Adam Charles Travis appeared in the Whanganui District Court this week having pleaded guilty to charges relating to stealing bank deposits and cashing altered cheques.
In the early hours of May 15 and May 18, Travis and a female entered the internal lobby of ANZ on Victoria Ave which is open to customers after hours by bank card swipe access. "Once the two were inside the lobby, the defendant produced a fishing type contraption ... he attempted to fish posted deposits out of the safety boxes," police prosecutor Sergeant Rachel Willemsen told the court.
"He's done this using the adhesive on the back of the safety deposit bags and wrapped the adhesives around a metal washer ... and tied the washer to the nylon dropping it into the boxes."
Travis managed to snag deposits which he put in his jacket.
He attempted the same thing at ASB Bank on July 2 but did not obtain any deposits.
He tried it again at ASB on July 8 entering the lobby with a glove, nylon, metal washers and craft knife.
"A security guard watched him doing this from his laptop," said Ms Willemsen.
Meanwhile, on April 1, the victim posted a cheque to Farmlands in Wanganui made out to $1208.62. On April 24, the defendant went to ANZ in Wanganui and presented the bank teller with the cheque.
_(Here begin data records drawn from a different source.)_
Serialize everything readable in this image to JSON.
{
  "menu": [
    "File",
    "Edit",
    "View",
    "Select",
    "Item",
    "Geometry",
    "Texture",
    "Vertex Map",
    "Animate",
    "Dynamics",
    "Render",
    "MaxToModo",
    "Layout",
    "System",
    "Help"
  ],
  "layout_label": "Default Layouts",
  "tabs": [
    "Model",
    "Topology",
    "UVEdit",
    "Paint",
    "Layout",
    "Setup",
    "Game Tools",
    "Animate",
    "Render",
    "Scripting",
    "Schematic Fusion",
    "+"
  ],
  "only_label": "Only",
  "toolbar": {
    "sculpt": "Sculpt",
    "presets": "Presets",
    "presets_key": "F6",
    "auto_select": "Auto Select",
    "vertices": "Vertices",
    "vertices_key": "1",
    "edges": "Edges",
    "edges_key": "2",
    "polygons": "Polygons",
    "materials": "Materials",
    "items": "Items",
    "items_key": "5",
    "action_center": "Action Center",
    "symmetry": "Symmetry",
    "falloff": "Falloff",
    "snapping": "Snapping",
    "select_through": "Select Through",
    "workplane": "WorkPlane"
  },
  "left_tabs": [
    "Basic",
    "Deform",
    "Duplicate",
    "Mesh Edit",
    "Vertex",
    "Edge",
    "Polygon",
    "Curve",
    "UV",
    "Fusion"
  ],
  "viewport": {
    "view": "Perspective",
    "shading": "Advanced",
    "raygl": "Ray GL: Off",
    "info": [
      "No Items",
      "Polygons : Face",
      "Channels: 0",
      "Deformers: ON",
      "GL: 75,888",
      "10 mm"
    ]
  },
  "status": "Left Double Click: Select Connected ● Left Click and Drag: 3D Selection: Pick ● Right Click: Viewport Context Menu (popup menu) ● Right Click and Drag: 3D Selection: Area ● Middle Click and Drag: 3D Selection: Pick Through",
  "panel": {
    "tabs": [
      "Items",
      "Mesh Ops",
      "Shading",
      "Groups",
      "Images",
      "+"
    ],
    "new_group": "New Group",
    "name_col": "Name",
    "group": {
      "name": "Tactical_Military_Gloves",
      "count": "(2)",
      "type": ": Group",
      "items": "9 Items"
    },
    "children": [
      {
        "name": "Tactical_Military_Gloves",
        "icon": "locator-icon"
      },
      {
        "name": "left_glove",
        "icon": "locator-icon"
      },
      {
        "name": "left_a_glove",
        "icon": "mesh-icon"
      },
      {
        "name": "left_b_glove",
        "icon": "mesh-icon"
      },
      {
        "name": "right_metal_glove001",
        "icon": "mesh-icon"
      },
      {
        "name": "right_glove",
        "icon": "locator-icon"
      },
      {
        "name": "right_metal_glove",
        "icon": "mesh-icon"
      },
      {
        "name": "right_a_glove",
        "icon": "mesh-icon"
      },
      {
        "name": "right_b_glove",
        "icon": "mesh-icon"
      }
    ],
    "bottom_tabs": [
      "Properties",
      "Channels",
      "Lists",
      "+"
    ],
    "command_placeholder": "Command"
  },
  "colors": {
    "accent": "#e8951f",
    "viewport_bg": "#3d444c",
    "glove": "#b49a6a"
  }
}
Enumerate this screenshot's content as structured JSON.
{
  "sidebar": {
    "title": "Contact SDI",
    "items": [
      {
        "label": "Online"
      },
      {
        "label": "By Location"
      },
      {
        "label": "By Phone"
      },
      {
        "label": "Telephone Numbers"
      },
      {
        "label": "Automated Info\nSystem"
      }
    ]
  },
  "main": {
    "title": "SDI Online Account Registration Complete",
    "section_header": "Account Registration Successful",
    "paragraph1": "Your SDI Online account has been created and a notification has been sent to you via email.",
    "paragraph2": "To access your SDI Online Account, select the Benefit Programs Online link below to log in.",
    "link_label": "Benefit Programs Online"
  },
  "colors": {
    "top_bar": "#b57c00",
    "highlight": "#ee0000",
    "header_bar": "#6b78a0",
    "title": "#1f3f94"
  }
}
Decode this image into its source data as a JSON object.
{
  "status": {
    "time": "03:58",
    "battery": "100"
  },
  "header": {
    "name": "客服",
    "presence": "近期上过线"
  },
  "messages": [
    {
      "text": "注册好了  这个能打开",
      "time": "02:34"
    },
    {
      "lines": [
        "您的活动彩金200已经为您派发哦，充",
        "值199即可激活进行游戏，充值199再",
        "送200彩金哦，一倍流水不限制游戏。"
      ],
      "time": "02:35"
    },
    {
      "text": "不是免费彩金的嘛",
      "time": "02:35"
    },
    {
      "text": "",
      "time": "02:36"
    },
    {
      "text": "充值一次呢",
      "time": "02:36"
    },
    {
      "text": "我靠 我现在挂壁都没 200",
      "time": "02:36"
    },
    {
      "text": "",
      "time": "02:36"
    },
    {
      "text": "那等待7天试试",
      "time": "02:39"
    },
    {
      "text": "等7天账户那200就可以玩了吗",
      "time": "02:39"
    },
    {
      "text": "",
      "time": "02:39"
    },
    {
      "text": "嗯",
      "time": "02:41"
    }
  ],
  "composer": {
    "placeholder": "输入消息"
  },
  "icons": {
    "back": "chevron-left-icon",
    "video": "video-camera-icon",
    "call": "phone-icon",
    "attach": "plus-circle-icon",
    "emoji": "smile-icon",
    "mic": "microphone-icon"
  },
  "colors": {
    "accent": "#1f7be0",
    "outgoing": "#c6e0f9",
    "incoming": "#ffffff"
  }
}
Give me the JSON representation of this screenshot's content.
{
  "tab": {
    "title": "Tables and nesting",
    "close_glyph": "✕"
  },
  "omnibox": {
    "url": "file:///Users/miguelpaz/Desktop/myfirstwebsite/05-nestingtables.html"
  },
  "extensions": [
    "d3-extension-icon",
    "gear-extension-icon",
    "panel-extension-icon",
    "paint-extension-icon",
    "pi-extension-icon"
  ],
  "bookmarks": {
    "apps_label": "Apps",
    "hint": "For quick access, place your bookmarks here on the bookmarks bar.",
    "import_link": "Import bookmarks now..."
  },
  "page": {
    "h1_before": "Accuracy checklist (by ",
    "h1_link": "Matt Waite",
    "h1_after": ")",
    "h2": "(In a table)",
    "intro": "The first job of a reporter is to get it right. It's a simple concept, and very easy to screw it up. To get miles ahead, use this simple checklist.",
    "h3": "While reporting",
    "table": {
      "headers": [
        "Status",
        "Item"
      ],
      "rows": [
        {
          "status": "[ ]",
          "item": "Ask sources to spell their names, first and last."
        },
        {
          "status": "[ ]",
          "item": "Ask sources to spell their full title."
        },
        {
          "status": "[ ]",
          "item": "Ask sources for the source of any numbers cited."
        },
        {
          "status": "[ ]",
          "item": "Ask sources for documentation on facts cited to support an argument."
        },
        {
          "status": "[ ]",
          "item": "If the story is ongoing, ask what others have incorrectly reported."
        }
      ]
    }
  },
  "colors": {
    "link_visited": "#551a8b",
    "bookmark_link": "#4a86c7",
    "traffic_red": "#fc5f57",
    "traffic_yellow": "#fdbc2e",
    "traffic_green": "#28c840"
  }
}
He changed Farmlands to read Adam Travis. The teller requested identification and Travis received the money.
Travis also did this in May when a victim posted two cheques written to ACC for $223.70. Two days later, Travis went to Westpac Bank on Victoria Ave and successfully cashed one of the victim's cheques with ACC changed to read A C Travis and changed the value to $2023.70.
Travis' lawyer, Anna Brosnahan, said Travis' financial problems had prompted his offending.
"He'd recently lost his job, he separated from his partner of a substantial period of time and things weren't looking that good for him in terms of finances. It was period of desperation which is why he's done this all of a sudden, out of the blue."
Judge David Cameron said it was "very serious offending.
"This involves going into banks for illicit purposes, breaching the security of the bank by obtaining confidential deposit slips and cheques and then altering them to a substantial extent."
Judge Cameron hinted at imprisonment as a starting point for sentencing. "Otherwise it's not sending a sufficient message to the community that it won't be tolerated," he said.
"There are significant sums involved. The whole methodology has to be looked at. We've got someone cruising around targeting banks for personal gain."
Travis was remanded on bail until September 7 for sentencing.